The Supreme Court of the State of Arizona (“Arizona Supreme Court”) held in its opinion dated July 30, 2021: “a jury in a medical malpractice case may not be left to “infer” causation without the guidance of expert testimony where the cause of death is disputed and not obvious to an ordinary person.”
The Underlying Facts
In March 2012, Plaintiff Michelle Sampson (“Sampson”) took her four-year-old son, Amaré Burks, to the Surgery Center of Peoria, an outpatient surgery clinic, for a scheduled tonsillectomy and adenoidectomy. The procedure is considered routine and has an extremely low complication rate. Dr. Guido administered the general anesthesia, and Dr. Libling performed the procedure. Dr. Libling remained in the operating room with Amaré for about thirty minutes after the surgery. At that point, Amaré was sitting up and crying and was transferred to a post-operative anesthesia care unit (PACU).
Nurse Kuchar attended Amaré in the PACU. Amaré drank apple juice and asked for a toy but, according to his mother, appeared sleepy and uncomfortable. After sixty-one minutes, Nurse Kuchar released Amaré to his mother’s care. He scored eight of eight on a vitals-release test, and his condition did not appear concerning. Sampson took Amaré home and put him to bed. She had been told it was typical for a patient to sleep after surgery. Approximately two hours after Amaré’s discharge, Sampson checked on him, and he was not breathing. Emergency personnel were unable to revive him.
Sampson brought a wrongful death action against several defendants, including the Surgery Center and Dr. Guido. As required by A.R.S. § 12-2603, Sampson identified Dr. Greenberg as her expert witness to establish cause of death, proximate cause, and standard of care.
In his initial affidavit, Dr. Greenberg attested that (1) one hour was insufficient to assess a pediatric patient for discharge and that three hours was appropriate, especially for a child with a history of sleep apnea; (2) the anesthesiologist fell below the standard of care by discharging Amaré before that time and Amaré’s death could have been prevented with longer observation in the PACU; and (3) Amaré died from being rendered unable to breathe from the after-effects of surgery and anesthesia, as his pharyngeal tissues were swollen and obstructed his upper airway, and the residual effects of anesthesia did not allow him to awaken to overcome the obstruction. In his deposition, Dr.
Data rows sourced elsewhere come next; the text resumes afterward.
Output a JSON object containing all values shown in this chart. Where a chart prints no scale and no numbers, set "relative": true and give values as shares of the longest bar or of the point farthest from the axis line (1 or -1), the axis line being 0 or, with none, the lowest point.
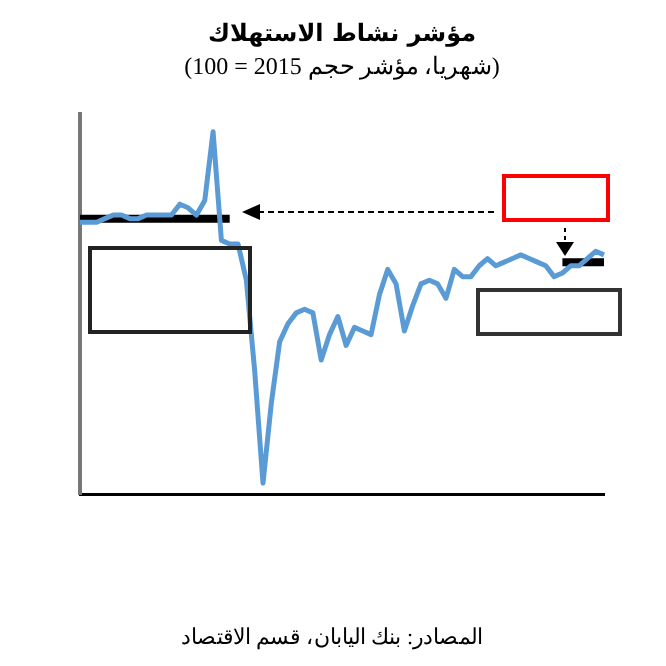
{
  "chart_data": {
    "type": "line",
    "title": "مؤشر نشاط الاستهلاك",
    "subtitle": "(شهريا، مؤشر حجم 2015 = 100)",
    "relative": true,
    "legend": false,
    "grid": false,
    "marker": "none",
    "categories": [
      null,
      null,
      null,
      null,
      null,
      null,
      null,
      null,
      null,
      null,
      null,
      null,
      null,
      null,
      null,
      null,
      null,
      null,
      null,
      null,
      null,
      null,
      null,
      null,
      null,
      null,
      null,
      null,
      null,
      null,
      null,
      null,
      null,
      null,
      null,
      null,
      null,
      null,
      null,
      null,
      null,
      null,
      null,
      null,
      null,
      null,
      null,
      null,
      null,
      null,
      null,
      null,
      null,
      null,
      null,
      null,
      null,
      null,
      null,
      null,
      null,
      null,
      null,
      null
    ],
    "series": [
      {
        "color": "#5b9bd5",
        "values": [
          0.75,
          0.75,
          0.75,
          0.76,
          0.77,
          0.77,
          0.76,
          0.76,
          0.77,
          0.77,
          0.77,
          0.77,
          0.8,
          0.79,
          0.77,
          0.81,
          1,
          0.7,
          0.69,
          0.69,
          0.59,
          0.34,
          0.03,
          0.25,
          0.42,
          0.47,
          0.5,
          0.51,
          0.5,
          0.37,
          0.44,
          0.49,
          0.41,
          0.46,
          0.45,
          0.44,
          0.55,
          0.62,
          0.58,
          0.45,
          0.52,
          0.58,
          0.59,
          0.58,
          0.54,
          0.62,
          0.6,
          0.6,
          0.63,
          0.65,
          0.63,
          0.64,
          0.65,
          0.66,
          0.65,
          0.64,
          0.63,
          0.6,
          0.61,
          0.63,
          0.63,
          0.65,
          0.67,
          0.66
        ]
      },
      {
        "color": "#000000",
        "values": [
          0.76,
          0.76,
          0.76,
          0.76,
          0.76,
          0.76,
          0.76,
          0.76,
          0.76,
          0.76,
          0.76,
          0.76,
          0.76,
          0.76,
          0.76,
          0.76,
          0.76,
          0.76,
          0.76,
          null,
          null,
          null,
          null,
          null,
          null,
          null,
          null,
          null,
          null,
          null,
          null,
          null,
          null,
          null,
          null,
          null,
          null,
          null,
          null,
          null,
          null,
          null,
          null,
          null,
          null,
          null,
          null,
          null,
          null,
          null,
          null,
          null,
          null,
          null,
          null,
          null,
          null,
          null,
          0.64,
          0.64,
          0.64,
          0.64,
          0.64,
          0.64
        ]
      }
    ],
    "annotations": [
      "المصادر: بنك اليابان، قسم الاقتصاد"
    ]
  }
}
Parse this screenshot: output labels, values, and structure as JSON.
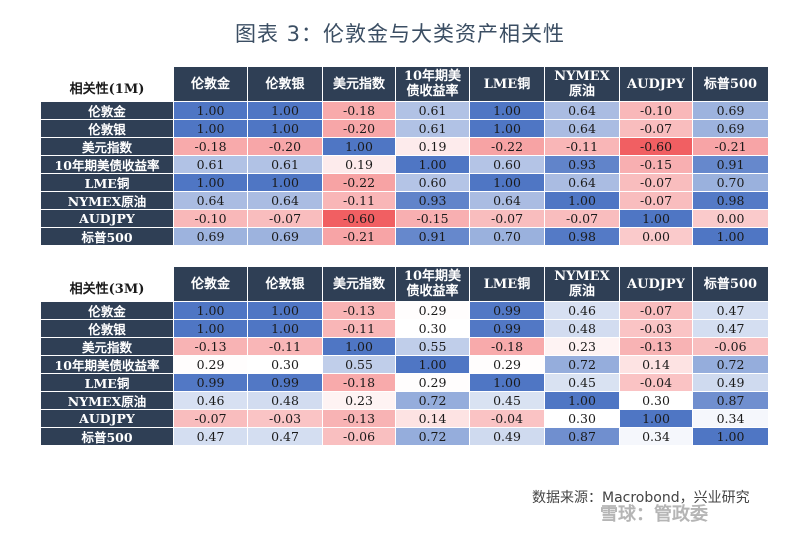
{
  "title": "图表 3：伦敦金与大类资产相关性",
  "source": "数据来源：Macrobond，兴业研究",
  "watermark": "雪球：管政委",
  "columns": [
    "伦敦金",
    "伦敦银",
    "美元指数",
    "10年期美\n债收益率",
    "LME铜",
    "NYMEX\n原油",
    "AUDJPY",
    "标普500"
  ],
  "rows": [
    "伦敦金",
    "伦敦银",
    "美元指数",
    "10年期美债收益率",
    "LME铜",
    "NYMEX原油",
    "AUDJPY",
    "标普500"
  ],
  "chart_data": [
    {
      "type": "heatmap",
      "title": "相关性(1M)",
      "values": [
        [
          "1.00",
          "1.00",
          "-0.18",
          "0.61",
          "1.00",
          "0.64",
          "-0.10",
          "0.69"
        ],
        [
          "1.00",
          "1.00",
          "-0.20",
          "0.61",
          "1.00",
          "0.64",
          "-0.07",
          "0.69"
        ],
        [
          "-0.18",
          "-0.20",
          "1.00",
          "0.19",
          "-0.22",
          "-0.11",
          "-0.60",
          "-0.21"
        ],
        [
          "0.61",
          "0.61",
          "0.19",
          "1.00",
          "0.60",
          "0.93",
          "-0.15",
          "0.91"
        ],
        [
          "1.00",
          "1.00",
          "-0.22",
          "0.60",
          "1.00",
          "0.64",
          "-0.07",
          "0.70"
        ],
        [
          "0.64",
          "0.64",
          "-0.11",
          "0.93",
          "0.64",
          "1.00",
          "-0.07",
          "0.98"
        ],
        [
          "-0.10",
          "-0.07",
          "-0.60",
          "-0.15",
          "-0.07",
          "-0.07",
          "1.00",
          "0.00"
        ],
        [
          "0.69",
          "0.69",
          "-0.21",
          "0.91",
          "0.70",
          "0.98",
          "0.00",
          "1.00"
        ]
      ]
    },
    {
      "type": "heatmap",
      "title": "相关性(3M)",
      "values": [
        [
          "1.00",
          "1.00",
          "-0.13",
          "0.29",
          "0.99",
          "0.46",
          "-0.07",
          "0.47"
        ],
        [
          "1.00",
          "1.00",
          "-0.11",
          "0.30",
          "0.99",
          "0.48",
          "-0.03",
          "0.47"
        ],
        [
          "-0.13",
          "-0.11",
          "1.00",
          "0.55",
          "-0.18",
          "0.23",
          "-0.13",
          "-0.06"
        ],
        [
          "0.29",
          "0.30",
          "0.55",
          "1.00",
          "0.29",
          "0.72",
          "0.14",
          "0.72"
        ],
        [
          "0.99",
          "0.99",
          "-0.18",
          "0.29",
          "1.00",
          "0.45",
          "-0.04",
          "0.49"
        ],
        [
          "0.46",
          "0.48",
          "0.23",
          "0.72",
          "0.45",
          "1.00",
          "0.30",
          "0.87"
        ],
        [
          "-0.07",
          "-0.03",
          "-0.13",
          "0.14",
          "-0.04",
          "0.30",
          "1.00",
          "0.34"
        ],
        [
          "0.47",
          "0.47",
          "-0.06",
          "0.72",
          "0.49",
          "0.87",
          "0.34",
          "1.00"
        ]
      ]
    }
  ]
}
Greenberg opined that the standard of care required between one and three hours of observation before release.
Arizona Supreme Court Opinion
The Arizona Supreme Court stated that in Arizona medical malpractice cases, causation must be established by competent expert testimony, and the narrow exception is that a jury may infer such causation if malpractice is “readily apparent.”
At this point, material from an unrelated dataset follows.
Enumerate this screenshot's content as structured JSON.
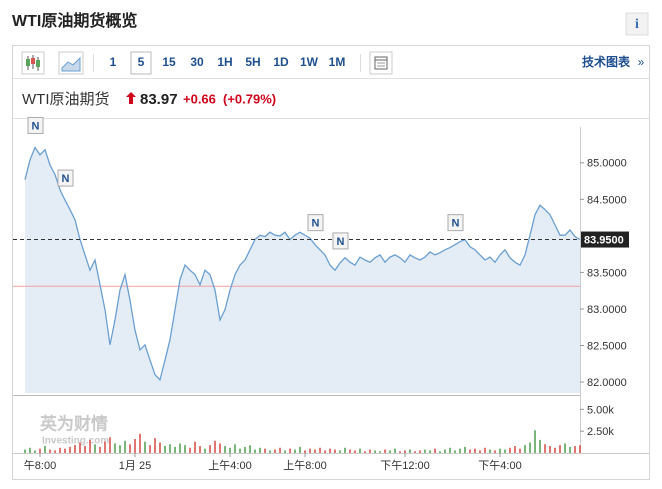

In the case it was deciding, the Arizona Supreme Court stated: “Dr. Greenberg, who opined that Surgery Center and Dr. Guido fell below the requisite standard of care … equivocated over the applicable standard, providing a range from one hour of post-operative observation, which the Surgical Center satisfied, to up to three hours, which it did not. More significantly, Dr. Greenberg did not opine that insufficient observation was the probable proximate cause of Amaré’s death. Rather, he opined that greater observation “could have” allowed Surgery Center personnel to resuscitate Amaré … In a case where the standard of care or the cause of death is disputed on a matter requiring medical knowledge to resolve, it is difficult, if not impossible, to imagine a situation where lay jurors, untrained in medicine or medical procedure, could properly determine liability absent expert guidance.”
“[E]ven if Dr. Greenberg’s testimony established that three hours of observation constituted the standard of care, “lay jurors are not competent to determine that Amare’ would have exhibited symptoms of distress during those three hours, what those symptoms would have been, what a reasonable schedule of observation in such a center would have been, whether the Surgery Center would or should have noticed Amare’s distress had it observed that schedule, and, if it had noted distress, what could have been done in a timely manner to save Amare’.” As a result, Sampson did not establish that the failure to observe Amaré for a longer period caused his death by starting a natural and continuous sequence of events, unbroken by any intervening causes.”
Source Sampson v. Surgery Center of Peoria, LLC, No. CV-20-0024-PR.